Compiler optimization

In computer science, bounds-checking elimination is a compiler optimization useful in programming languages or runtime systems that enforce bounds checking, the practice of checking every index into an array to verify that the index is within the defined valid range of indexes. Its goal is to detect which of these indexing operations do not need to be validated at runtime, and eliminating those checks.
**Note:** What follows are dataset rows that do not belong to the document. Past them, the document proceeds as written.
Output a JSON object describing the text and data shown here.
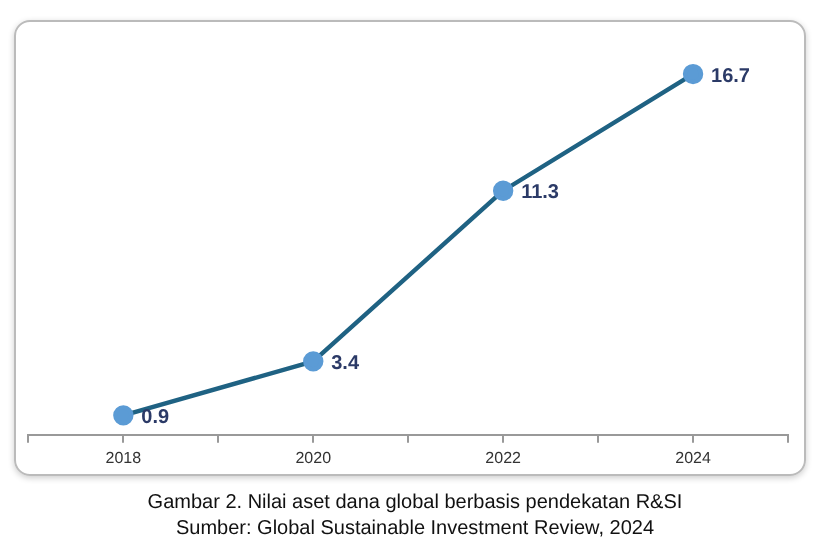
{
  "chart_data": {
    "type": "line",
    "x": [
      2018,
      2020,
      2022,
      2024
    ],
    "values": [
      0.9,
      3.4,
      11.3,
      16.7
    ],
    "color": "#1f6283",
    "colors": [
      "#5b9bd5",
      "#5b9bd5",
      "#5b9bd5",
      "#5b9bd5"
    ],
    "xlim": [
      2017,
      2025
    ],
    "xticks": [
      {
        "value": 2017,
        "label": null
      },
      2018,
      {
        "value": 2019,
        "label": null
      },
      2020,
      {
        "value": 2021,
        "label": null
      },
      2022,
      {
        "value": 2023,
        "label": null
      },
      2024,
      {
        "value": 2025,
        "label": null
      }
    ],
    "marker": "circle",
    "line_style": "solid",
    "data_labels": true,
    "tick_labels": "x",
    "annotations": [
      "Gambar 2. Nilai aset dana global berbasis pendekatan R&SI",
      "Sumber: Global Sustainable Investment Review, 2024"
    ]
  }
}
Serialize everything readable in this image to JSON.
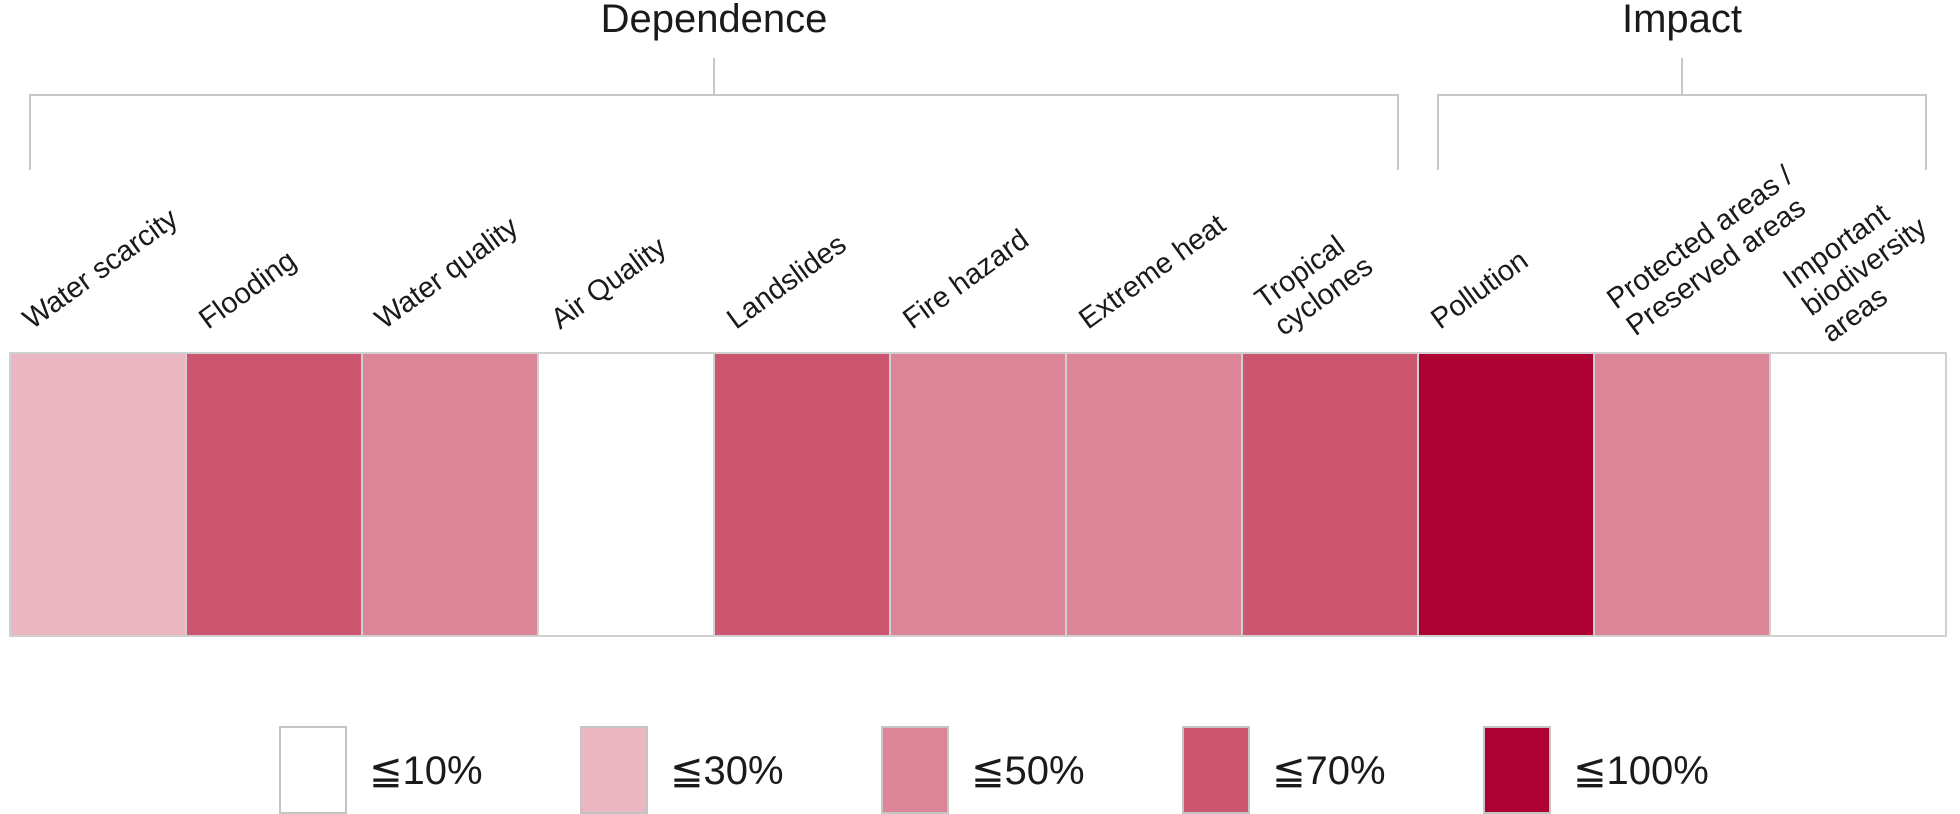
{
  "chart_data": {
    "type": "heatmap",
    "groups": [
      {
        "title": "Dependence",
        "categories": [
          "Water scarcity",
          "Flooding",
          "Water quality",
          "Air Quality",
          "Landslides",
          "Fire hazard",
          "Extreme heat",
          "Tropical cyclones"
        ]
      },
      {
        "title": "Impact",
        "categories": [
          "Pollution",
          "Protected areas / Preserved areas",
          "Important biodiversity areas"
        ]
      }
    ],
    "categories": [
      {
        "name": "Water scarcity",
        "label_lines": [
          "Water scarcity"
        ],
        "level": "≦30%"
      },
      {
        "name": "Flooding",
        "label_lines": [
          "Flooding"
        ],
        "level": "≦70%"
      },
      {
        "name": "Water quality",
        "label_lines": [
          "Water quality"
        ],
        "level": "≦50%"
      },
      {
        "name": "Air Quality",
        "label_lines": [
          "Air Quality"
        ],
        "level": "≦10%"
      },
      {
        "name": "Landslides",
        "label_lines": [
          "Landslides"
        ],
        "level": "≦70%"
      },
      {
        "name": "Fire hazard",
        "label_lines": [
          "Fire hazard"
        ],
        "level": "≦50%"
      },
      {
        "name": "Extreme heat",
        "label_lines": [
          "Extreme heat"
        ],
        "level": "≦50%"
      },
      {
        "name": "Tropical cyclones",
        "label_lines": [
          "Tropical",
          "cyclones"
        ],
        "level": "≦70%"
      },
      {
        "name": "Pollution",
        "label_lines": [
          "Pollution"
        ],
        "level": "≦100%"
      },
      {
        "name": "Protected areas / Preserved areas",
        "label_lines": [
          "Protected areas /",
          "Preserved areas"
        ],
        "level": "≦50%"
      },
      {
        "name": "Important biodiversity areas",
        "label_lines": [
          "Important",
          "biodiversity",
          "areas"
        ],
        "level": "≦10%"
      }
    ],
    "legend": [
      {
        "label": "≦10%",
        "color": "#ffffff"
      },
      {
        "label": "≦30%",
        "color": "#eab7c2"
      },
      {
        "label": "≦50%",
        "color": "#dc8498"
      },
      {
        "label": "≦70%",
        "color": "#cc5570"
      },
      {
        "label": "≦100%",
        "color": "#ad0033"
      }
    ],
    "legend_position": "bottom"
  }
}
One common example is accessing an array element, modifying it, and storing the modified value in the same array at the same location. Normally, this example would result in a bounds check when the element is read from the array and a second bounds check when the modified element is stored using the same array index. Bounds-checking elimination could eliminate the second check if the compiler or runtime can determine that neither the array size nor the index could change between the two array operations. Another example occurs when a programmer loops over the elements of the array, and the loop condition guarantees that the index is within the bounds of the array. It may be difficult to detect that the programmer's manual check renders the automatic check redundant. However, it may still be possible for the compiler or runtime to perform proper bounds-checking elimination in this case.

== Implementations ==

===In natively compiled languages ===
One technique for bounds-checking elimination is to use a typed static single assignment form representation and for each array to create a new type representing a safe index for that particular array. The first use of a value as an array index results in a runtime type cast (and appropriate check), but subsequently the safe index value can be used without a type cast, without sacrificing correctness or safety.

===In JIT-compiled languages ===
Just-in-time compiled languages such as Java and C# often check indexes at runtime before accessing arrays. Some just-in-time compilers such as HotSpot are able to eliminate some of these checks if they discover that the index is always within the correct range, or if an earlier check would have already thrown an exception.